Neither of those tools will be available for use with the new assembly without additional studies. "Presumably almost all of [GnomAD and ENCODE] data will be from short-read sequencing experiments and so will not be easily mapped to the new repetitive regions of the genome," Phillippy said. Moving the GnomaD data to the new reference would provide minimal benefit and discovering new variants in the new genomic regions will take more long-read sequencing. "GnomAD is a tremendous resource, and to rebuild it on top of new sequencing technology will probably take a long time," Phillippy said.
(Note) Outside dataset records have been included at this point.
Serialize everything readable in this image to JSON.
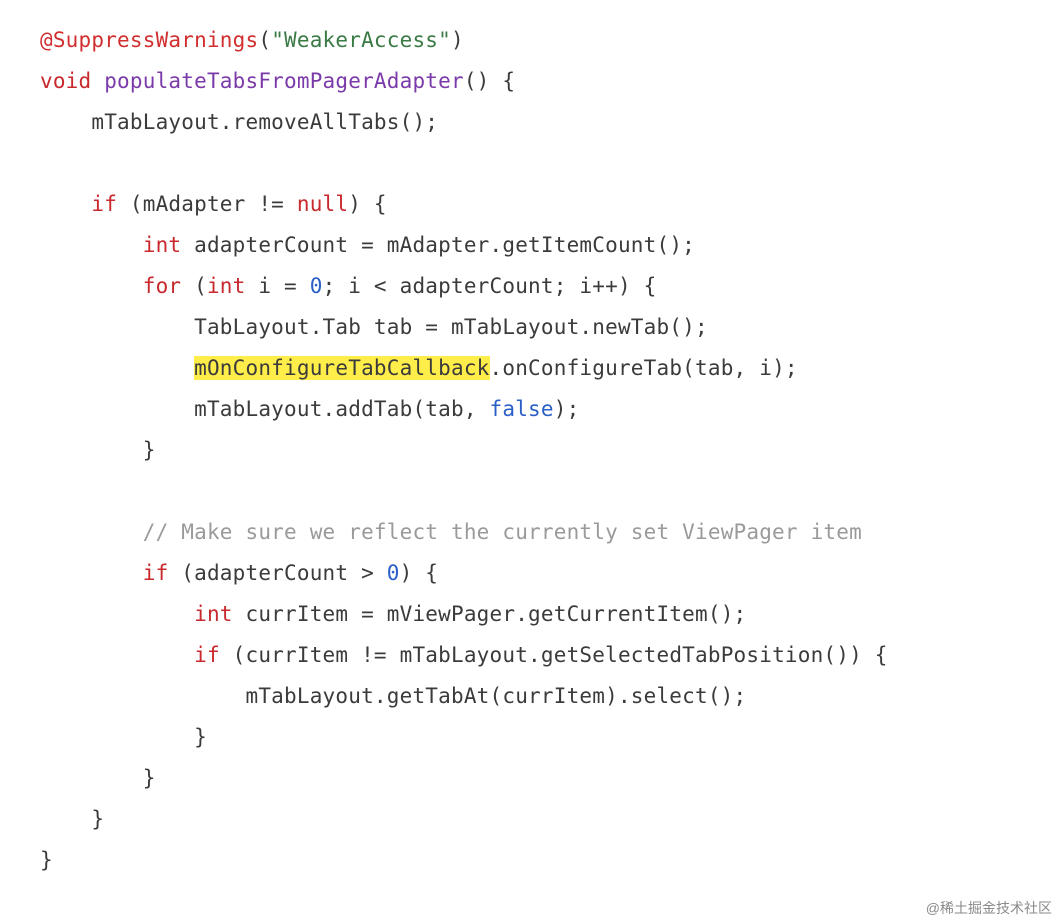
{
  "watermark": "@稀土掘金技术社区",
  "code": {
    "line1": {
      "annotation": "@SuppressWarnings",
      "paren_open": "(",
      "string": "\"WeakerAccess\"",
      "paren_close": ")"
    },
    "line2": {
      "kw_void": "void",
      "method": " populateTabsFromPagerAdapter",
      "rest": "() {"
    },
    "line3": "    mTabLayout.removeAllTabs();",
    "line4": "",
    "line5": {
      "indent": "    ",
      "kw_if": "if",
      "rest1": " (mAdapter != ",
      "kw_null": "null",
      "rest2": ") {"
    },
    "line6": {
      "indent": "        ",
      "kw_int": "int",
      "rest": " adapterCount = mAdapter.getItemCount();"
    },
    "line7": {
      "indent": "        ",
      "kw_for": "for",
      "rest1": " (",
      "kw_int": "int",
      "rest2": " i = ",
      "num0": "0",
      "rest3": "; i < adapterCount; i++) {"
    },
    "line8": "            TabLayout.Tab tab = mTabLayout.newTab();",
    "line9": {
      "indent": "            ",
      "hl": "mOnConfigureTabCallback",
      "rest": ".onConfigureTab(tab, i);"
    },
    "line10": {
      "indent": "            mTabLayout.addTab(tab, ",
      "kw_false": "false",
      "rest": ");"
    },
    "line11": "        }",
    "line12": "",
    "line13": {
      "indent": "        ",
      "comment": "// Make sure we reflect the currently set ViewPager item"
    },
    "line14": {
      "indent": "        ",
      "kw_if": "if",
      "rest1": " (adapterCount > ",
      "num0": "0",
      "rest2": ") {"
    },
    "line15": {
      "indent": "            ",
      "kw_int": "int",
      "rest": " currItem = mViewPager.getCurrentItem();"
    },
    "line16": {
      "indent": "            ",
      "kw_if": "if",
      "rest": " (currItem != mTabLayout.getSelectedTabPosition()) {"
    },
    "line17": "                mTabLayout.getTabAt(currItem).select();",
    "line18": "            }",
    "line19": "        }",
    "line20": "    }",
    "line21": "}"
  }
}
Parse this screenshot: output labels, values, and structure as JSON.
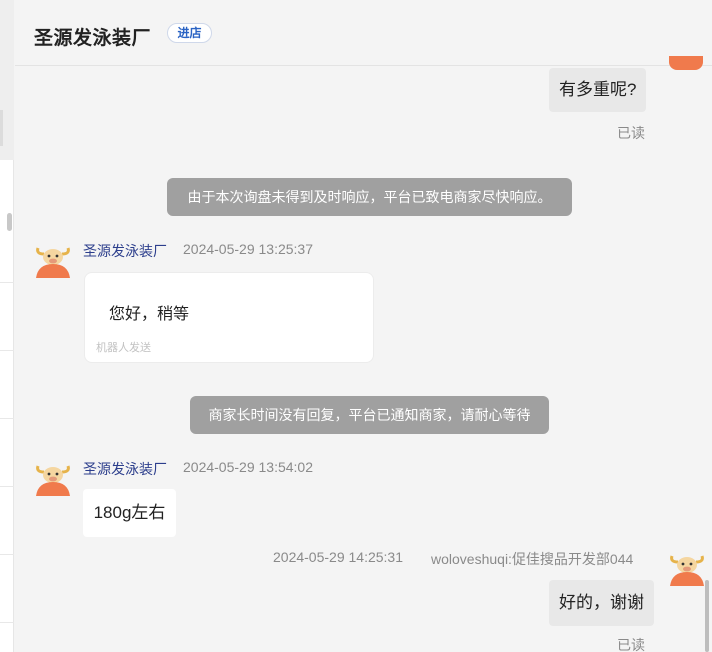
{
  "header": {
    "shop_name": "圣源发泳装厂",
    "enter_store_label": "进店"
  },
  "messages": {
    "m1": {
      "text": "有多重呢?",
      "status": "已读"
    },
    "sys1": {
      "text": "由于本次询盘未得到及时响应，平台已致电商家尽快响应。"
    },
    "m2": {
      "sender": "圣源发泳装厂",
      "time": "2024-05-29 13:25:37",
      "text": "您好，稍等",
      "note": "机器人发送"
    },
    "sys2": {
      "text": "商家长时间没有回复，平台已通知商家，请耐心等待"
    },
    "m3": {
      "sender": "圣源发泳装厂",
      "time": "2024-05-29 13:54:02",
      "text": "180g左右"
    },
    "m4": {
      "time": "2024-05-29 14:25:31",
      "sender": "woloveshuqi:促佳搜品开发部044",
      "text": "好的，谢谢",
      "status": "已读"
    }
  },
  "colors": {
    "accent": "#2a63c4",
    "sender": "#2c3e8c",
    "avatar": "#f07a4c",
    "system_bubble": "#a0a0a0"
  },
  "icons": {
    "avatar_merchant": "bull-mascot-icon",
    "avatar_user": "bull-mascot-icon"
  }
}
Similarly, ENCODE data will need to be replicated with new methods, he said, but reanalyzing it with respect to the new reference "would likely improve the results by reducing bias and other errors caused by the incomplete CRGh38 reference," he said, adding that the T2T team is working on a manuscript that directly addresses these issues.
The new genome is presented as a linear structure, so existing alignment software tools should work fine, Phillippy said. Like many other resources, it contains genome content mostly associated with European heritage. "If you're happy with the reference genomes that already exist, I see no reason why you need to change processes," he said. "We're talking about maybe a few hundred genes impacted by improvements." But the equation changes for studies of structural variants, he said: "Most of the new long-read studies I'm involved with are planning to use it." Phillippy also noted that he discussed with members of the GENCODE team, part of the ENCODE project that maps protein-coding genes, about a multi-year effort to curate the new genomic regions and put them into future GENCODE releases.
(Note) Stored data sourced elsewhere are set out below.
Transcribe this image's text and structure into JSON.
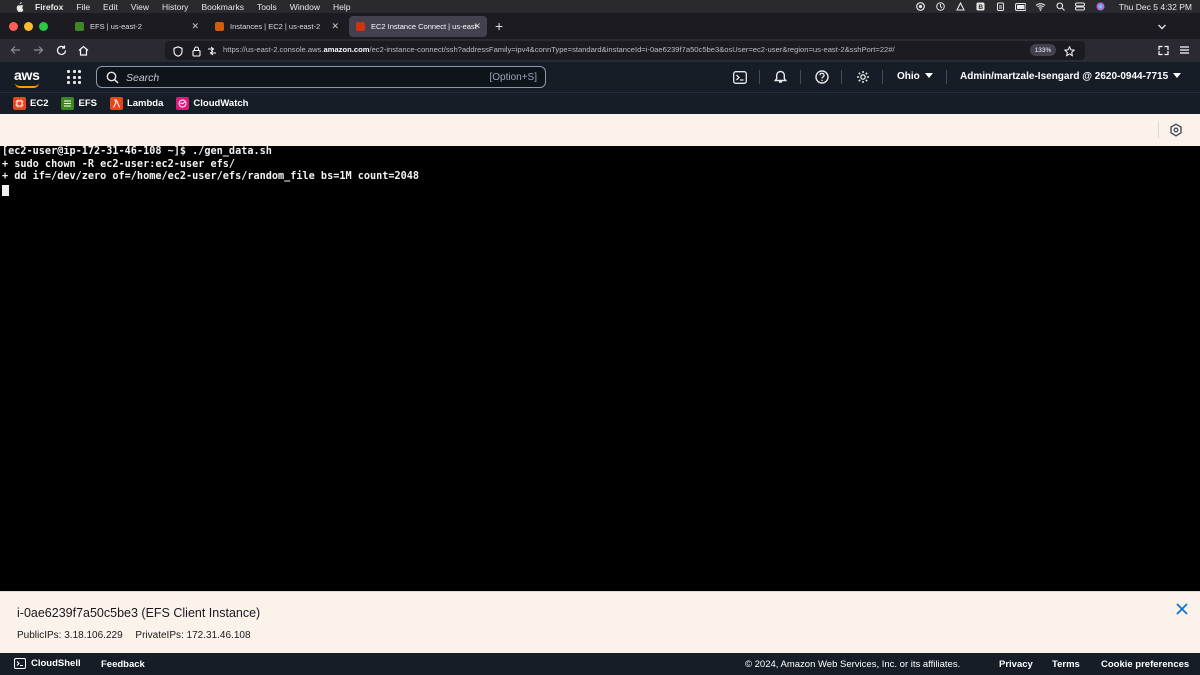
{
  "menubar": {
    "app": "Firefox",
    "items": [
      "File",
      "Edit",
      "View",
      "History",
      "Bookmarks",
      "Tools",
      "Window",
      "Help"
    ],
    "clock": "Thu Dec 5  4:32 PM"
  },
  "tabs": [
    {
      "label": "EFS | us-east-2",
      "favicon_color": "#3f8624",
      "active": false
    },
    {
      "label": "Instances | EC2 | us-east-2",
      "favicon_color": "#d45b07",
      "active": false
    },
    {
      "label": "EC2 Instance Connect | us-east-",
      "favicon_color": "#d13212",
      "active": true
    }
  ],
  "urlbar": {
    "url_prefix": "https://us-east-2.console.aws.",
    "url_domain": "amazon.com",
    "url_suffix": "/ec2-instance-connect/ssh?addressFamily=ipv4&connType=standard&instanceId=i-0ae6239f7a50c5be3&osUser=ec2-user&region=us-east-2&sshPort=22#/",
    "zoom": "133%"
  },
  "aws_header": {
    "logo": "aws",
    "search_placeholder": "Search",
    "search_shortcut": "[Option+S]",
    "region": "Ohio",
    "account": "Admin/martzale-Isengard @ 2620-0944-7715"
  },
  "favorites": [
    {
      "label": "EC2",
      "color": "#e7461a"
    },
    {
      "label": "EFS",
      "color": "#3f8624"
    },
    {
      "label": "Lambda",
      "color": "#e7461a"
    },
    {
      "label": "CloudWatch",
      "color": "#e7157b"
    }
  ],
  "terminal": {
    "lines": [
      "[ec2-user@ip-172-31-46-108 ~]$ ./gen_data.sh",
      "+ sudo chown -R ec2-user:ec2-user efs/",
      "+ dd if=/dev/zero of=/home/ec2-user/efs/random_file bs=1M count=2048"
    ]
  },
  "instance": {
    "title": "i-0ae6239f7a50c5be3 (EFS Client Instance)",
    "public_ips": "PublicIPs: 3.18.106.229",
    "private_ips": "PrivateIPs: 172.31.46.108"
  },
  "footer": {
    "cloudshell": "CloudShell",
    "feedback": "Feedback",
    "copyright": "© 2024, Amazon Web Services, Inc. or its affiliates.",
    "privacy": "Privacy",
    "terms": "Terms",
    "cookies": "Cookie preferences"
  }
}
Both Phillippy and Church agreed that the ultimate goal should be many phased genomes, representing individuals from all over the world, something that is being pursued by the Human Pangenome Reference Consortium. A gapless genome with distinct, phased haplotypes could be ready in as soon as a year, Phillippy said, with many more hopefully soon to follow.
"Once we get this done, the next ones are exponentially easier," Phillippy said. Then, with multiple reference genomes available to align to, the bioinformatics field will really have to respond with new approaches to alignment and variant calling.
"Let's see what 100 genomes look like and then build tools around that," he said.